Let’s try to recreate results of LGBMModel using LGBMMultiSegmentModel.

[26]:

model = LGBMMultiSegmentModel(random_state=42)
pipeline = Pipeline(model=model, transforms=transforms, horizon=HORIZON)
metrics_df_multi_segment, forecast_df, _ = pipeline.backtest(ts=ts, metrics=[MAE()], n_folds=3)

[Parallel(n_jobs=1)]: Using backend SequentialBackend with 1 concurrent workers.
[Parallel(n_jobs=1)]: Done   1 out of   1 | elapsed:  2.8min remaining:    0.0s
[Parallel(n_jobs=1)]: Done   2 out of   2 | elapsed:  8.3min remaining:    0.0s
[Parallel(n_jobs=1)]: Done   3 out of   3 | elapsed: 13.0min remaining:    0.0s
[Parallel(n_jobs=1)]: Done   3 out of   3 | elapsed: 13.0min finished

Let’s look at the results.

[27]:

plot_backtest(forecast_df=forecast_df, ts=ts, history_len=50)

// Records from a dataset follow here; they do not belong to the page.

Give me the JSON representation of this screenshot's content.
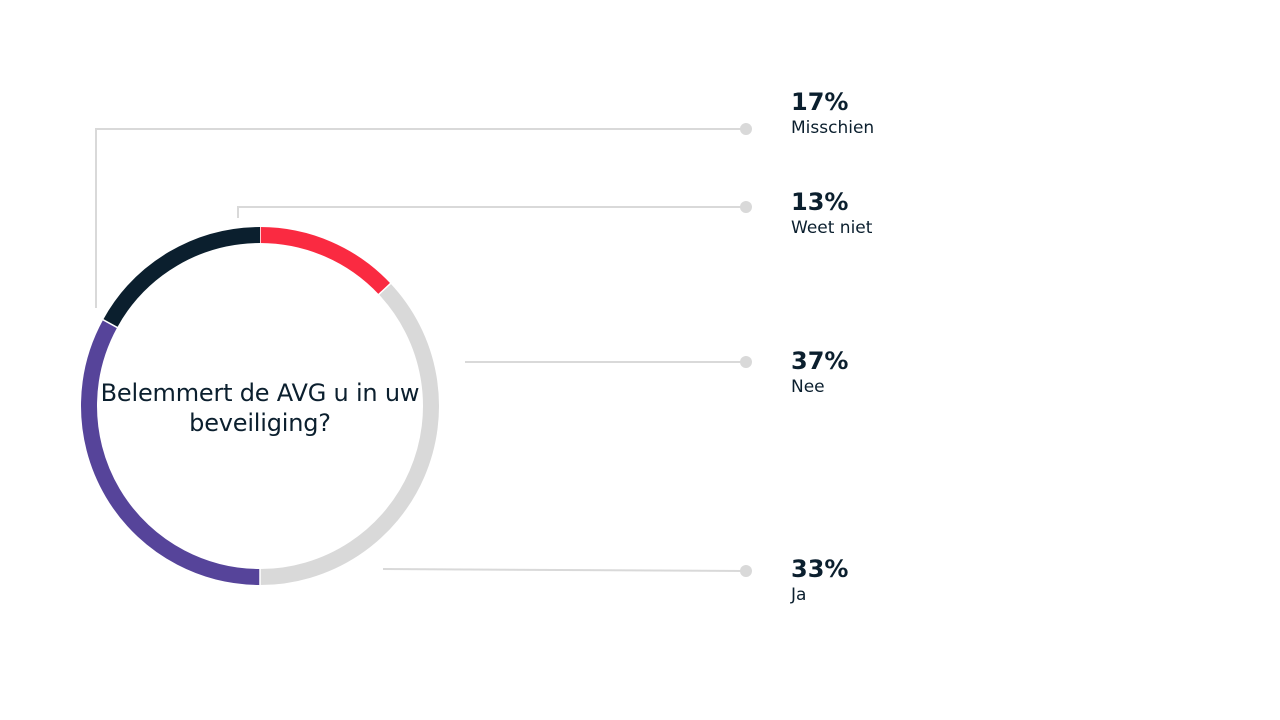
{
  "chart_data": {
    "type": "pie",
    "title": "Belemmert de AVG u in uw beveiliging?",
    "order": [
      "Weet niet",
      "Nee",
      "Ja",
      "Misschien"
    ],
    "slices": [
      {
        "label": "Misschien",
        "value": 17,
        "display": "17%",
        "color": "#0b1f2e"
      },
      {
        "label": "Weet niet",
        "value": 13,
        "display": "13%",
        "color": "#fa2a41"
      },
      {
        "label": "Nee",
        "value": 37,
        "display": "37%",
        "color": "#d9d9d9"
      },
      {
        "label": "Ja",
        "value": 33,
        "display": "33%",
        "color": "#56449a"
      }
    ],
    "colors": {
      "leader_line": "#d9d9d9",
      "leader_dot": "#d9d9d9",
      "text": "#0b1f2e"
    }
  }
}
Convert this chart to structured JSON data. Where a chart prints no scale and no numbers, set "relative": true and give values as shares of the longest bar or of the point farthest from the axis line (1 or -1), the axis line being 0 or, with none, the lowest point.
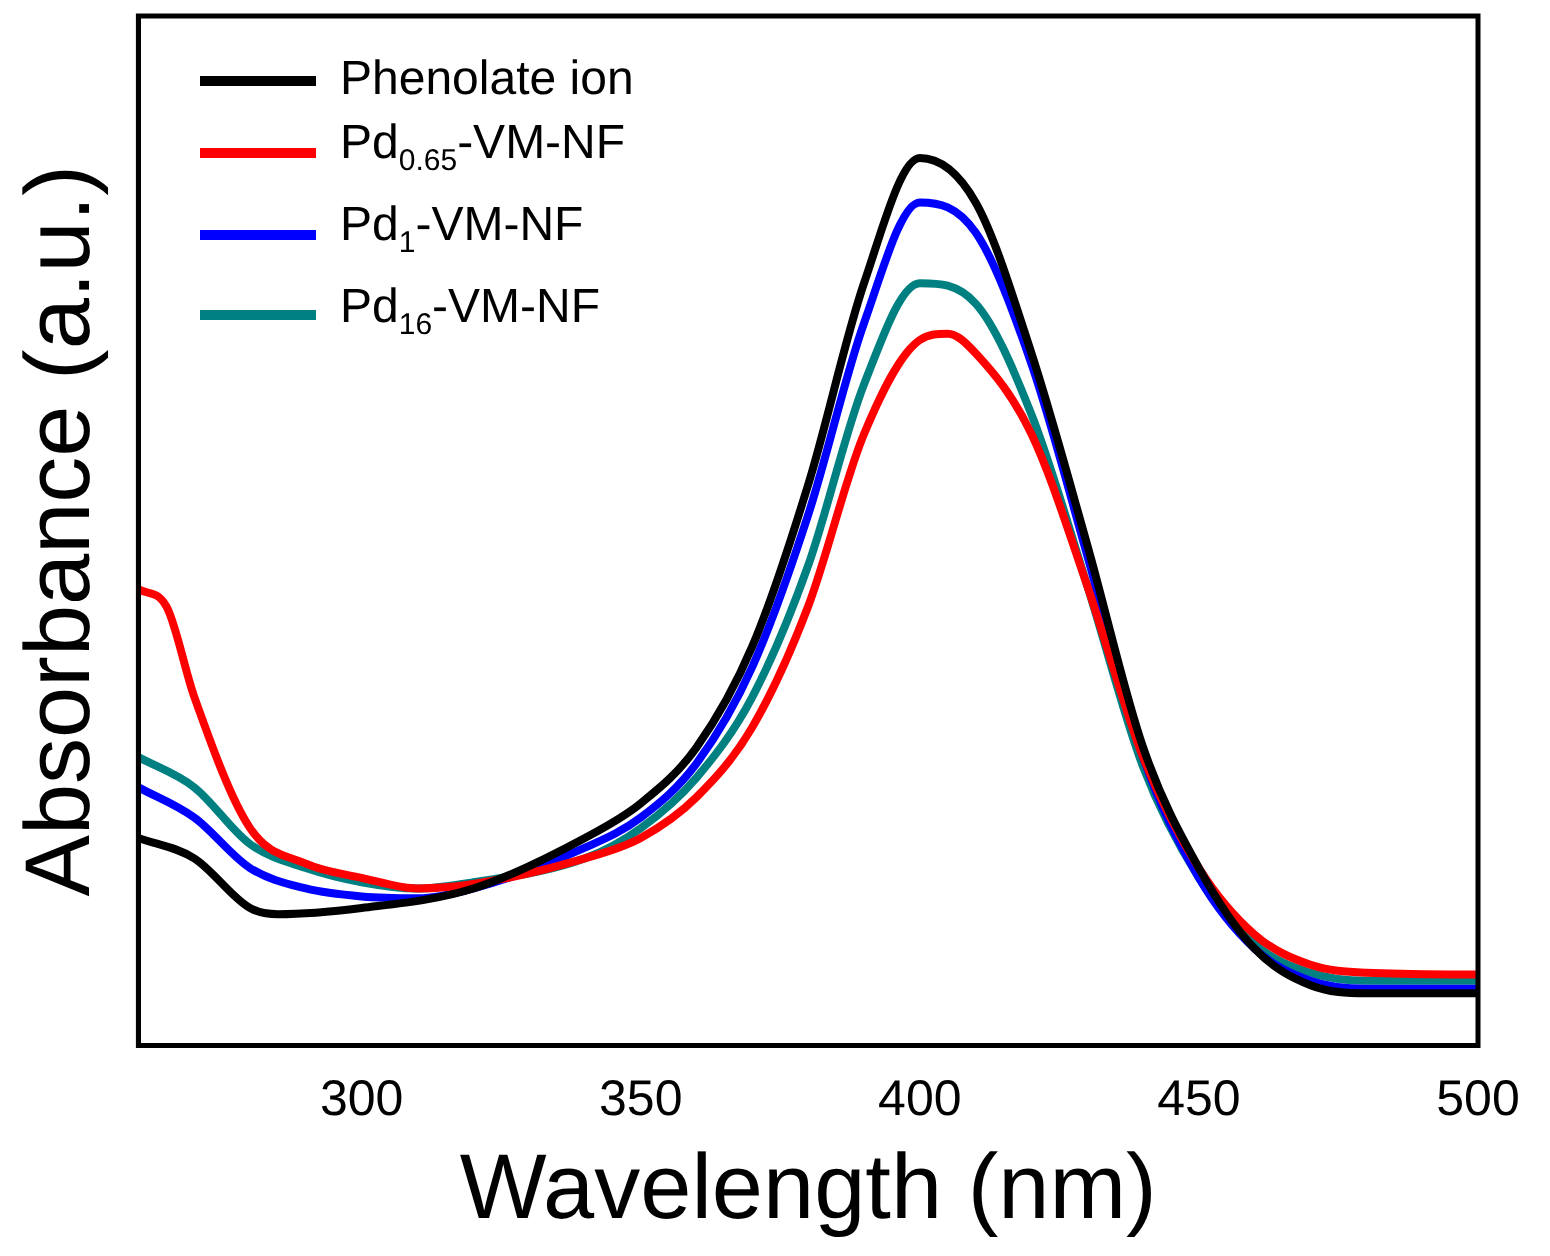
{
  "chart_data": {
    "type": "line",
    "xlabel": "Wavelength (nm)",
    "ylabel": "Absorbance (a.u.)",
    "relative": true,
    "xlim": [
      260,
      500
    ],
    "xticks": [
      300,
      350,
      400,
      450,
      500
    ],
    "grid": false,
    "legend": "top left",
    "marker": "none",
    "line_style": "solid",
    "series": [
      {
        "name": "Phenolate ion",
        "color": "#000000",
        "x": [
          260,
          270,
          280,
          285,
          300,
          320,
          340,
          350,
          360,
          370,
          380,
          390,
          400,
          410,
          420,
          430,
          440,
          450,
          460,
          470,
          480,
          500
        ],
        "values": [
          0.234,
          0.211,
          0.155,
          0.148,
          0.155,
          0.177,
          0.234,
          0.273,
          0.336,
          0.45,
          0.632,
          0.859,
          1,
          0.95,
          0.78,
          0.564,
          0.336,
          0.2,
          0.109,
          0.068,
          0.059,
          0.059
        ]
      },
      {
        "name": "Pd$_{0.65}$-VM-NF",
        "color": "#ff0000",
        "x": [
          260,
          265,
          270,
          280,
          290,
          300,
          310,
          320,
          340,
          350,
          360,
          370,
          380,
          390,
          400,
          405,
          410,
          420,
          430,
          440,
          450,
          460,
          470,
          480,
          500
        ],
        "values": [
          0.514,
          0.495,
          0.393,
          0.245,
          0.205,
          0.189,
          0.177,
          0.182,
          0.211,
          0.234,
          0.28,
          0.359,
          0.495,
          0.689,
          0.795,
          0.802,
          0.78,
          0.689,
          0.518,
          0.325,
          0.2,
          0.125,
          0.091,
          0.082,
          0.08
        ]
      },
      {
        "name": "Pd$_{1}$-VM-NF",
        "color": "#0000ff",
        "x": [
          260,
          270,
          280,
          290,
          300,
          310,
          320,
          340,
          350,
          360,
          370,
          380,
          390,
          400,
          410,
          420,
          430,
          440,
          450,
          460,
          470,
          480,
          500
        ],
        "values": [
          0.291,
          0.257,
          0.2,
          0.177,
          0.168,
          0.166,
          0.177,
          0.223,
          0.257,
          0.318,
          0.427,
          0.598,
          0.814,
          0.95,
          0.916,
          0.768,
          0.552,
          0.325,
          0.189,
          0.109,
          0.073,
          0.064,
          0.064
        ]
      },
      {
        "name": "Pd$_{16}$-VM-NF",
        "color": "#008080",
        "x": [
          260,
          270,
          280,
          290,
          300,
          310,
          320,
          340,
          350,
          360,
          370,
          380,
          390,
          400,
          410,
          420,
          430,
          440,
          450,
          460,
          470,
          480,
          500
        ],
        "values": [
          0.325,
          0.291,
          0.227,
          0.2,
          0.184,
          0.177,
          0.184,
          0.211,
          0.245,
          0.302,
          0.393,
          0.541,
          0.745,
          0.859,
          0.836,
          0.711,
          0.518,
          0.314,
          0.189,
          0.114,
          0.082,
          0.073,
          0.073
        ]
      }
    ]
  }
}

../_images/tutorials_custom_transform_and_model_55_0.png

As we can see, the results are a little bit different. Let’s check this manually by looking at the values.

[28]:

metrics_df.head()

[28]:

	segment	MAE	fold_number
0	segment_a	22.633598	0
0	segment_a	35.034894	1
0	segment_a	35.003214	2
1	segment_b	22.285198	0
1	segment_b	16.546921	1

[29]:

metrics_df_multi_segment.head()

[29]:

	segment	MAE	fold_number
0	segment_a	23.121324	0
0	segment_a	34.062925	1
0	segment_a	34.721675	2
1	segment_b	25.587469	0
1	segment_b	13.960903	1

Why do we see this difference? In LGBMModel we have a special handling of categorical features, but in LGBMMultiSegmentModel we doesn’t have it, because etna.models.SklearnMultiSegmentModel doesn’t implement this logic with categorical features.

As you can see, etna.models.SklearnPerSegmentModel and etna.models.SklearnMultiSegmentModel have some limitations, but they should cover a lot of cases.

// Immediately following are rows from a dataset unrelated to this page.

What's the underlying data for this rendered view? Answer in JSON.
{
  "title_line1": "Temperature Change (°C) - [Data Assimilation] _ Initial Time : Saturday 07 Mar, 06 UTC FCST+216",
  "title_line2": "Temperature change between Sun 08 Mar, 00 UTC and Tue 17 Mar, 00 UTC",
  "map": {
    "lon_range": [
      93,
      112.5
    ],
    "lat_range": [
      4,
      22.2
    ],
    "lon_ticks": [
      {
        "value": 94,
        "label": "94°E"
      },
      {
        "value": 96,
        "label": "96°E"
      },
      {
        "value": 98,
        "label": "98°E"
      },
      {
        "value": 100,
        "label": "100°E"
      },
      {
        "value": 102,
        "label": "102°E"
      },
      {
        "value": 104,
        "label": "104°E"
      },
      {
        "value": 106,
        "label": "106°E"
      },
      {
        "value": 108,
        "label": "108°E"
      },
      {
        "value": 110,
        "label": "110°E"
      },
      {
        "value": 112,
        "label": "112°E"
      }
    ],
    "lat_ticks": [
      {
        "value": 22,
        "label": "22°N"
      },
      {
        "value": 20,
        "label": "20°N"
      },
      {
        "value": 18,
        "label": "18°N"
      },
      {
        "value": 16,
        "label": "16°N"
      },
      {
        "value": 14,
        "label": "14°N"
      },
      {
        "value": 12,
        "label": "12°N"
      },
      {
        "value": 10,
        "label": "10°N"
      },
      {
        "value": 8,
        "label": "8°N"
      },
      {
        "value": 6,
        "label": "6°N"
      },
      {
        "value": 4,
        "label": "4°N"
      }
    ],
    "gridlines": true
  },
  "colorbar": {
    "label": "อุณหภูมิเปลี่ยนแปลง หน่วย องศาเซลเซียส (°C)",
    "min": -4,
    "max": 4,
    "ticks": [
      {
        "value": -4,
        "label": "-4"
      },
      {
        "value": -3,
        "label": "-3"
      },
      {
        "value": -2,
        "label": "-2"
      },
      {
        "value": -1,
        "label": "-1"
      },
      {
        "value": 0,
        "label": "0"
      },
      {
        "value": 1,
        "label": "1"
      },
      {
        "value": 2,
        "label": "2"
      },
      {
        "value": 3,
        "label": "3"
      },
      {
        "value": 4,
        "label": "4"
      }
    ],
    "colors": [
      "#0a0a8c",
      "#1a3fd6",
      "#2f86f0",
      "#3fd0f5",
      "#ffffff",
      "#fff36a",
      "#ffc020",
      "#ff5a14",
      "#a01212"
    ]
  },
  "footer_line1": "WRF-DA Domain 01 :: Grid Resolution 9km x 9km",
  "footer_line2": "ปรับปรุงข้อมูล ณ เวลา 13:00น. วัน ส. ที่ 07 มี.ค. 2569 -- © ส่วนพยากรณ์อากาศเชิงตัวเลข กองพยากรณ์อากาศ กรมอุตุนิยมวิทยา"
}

This raises a question: what if I want to implement per-segment logic manually with handling categorical features like in LGBMModel? A good reference for such a task will be the implementations of etna.models.CatBoostPerSegmentModel and etna.models.CatBoostMultiSegmentModel. There we use special mixins for per-segment/multi-segment logic.

If you want to add you model to the library don’t forget to write the necessary tests and documentation. Good luck!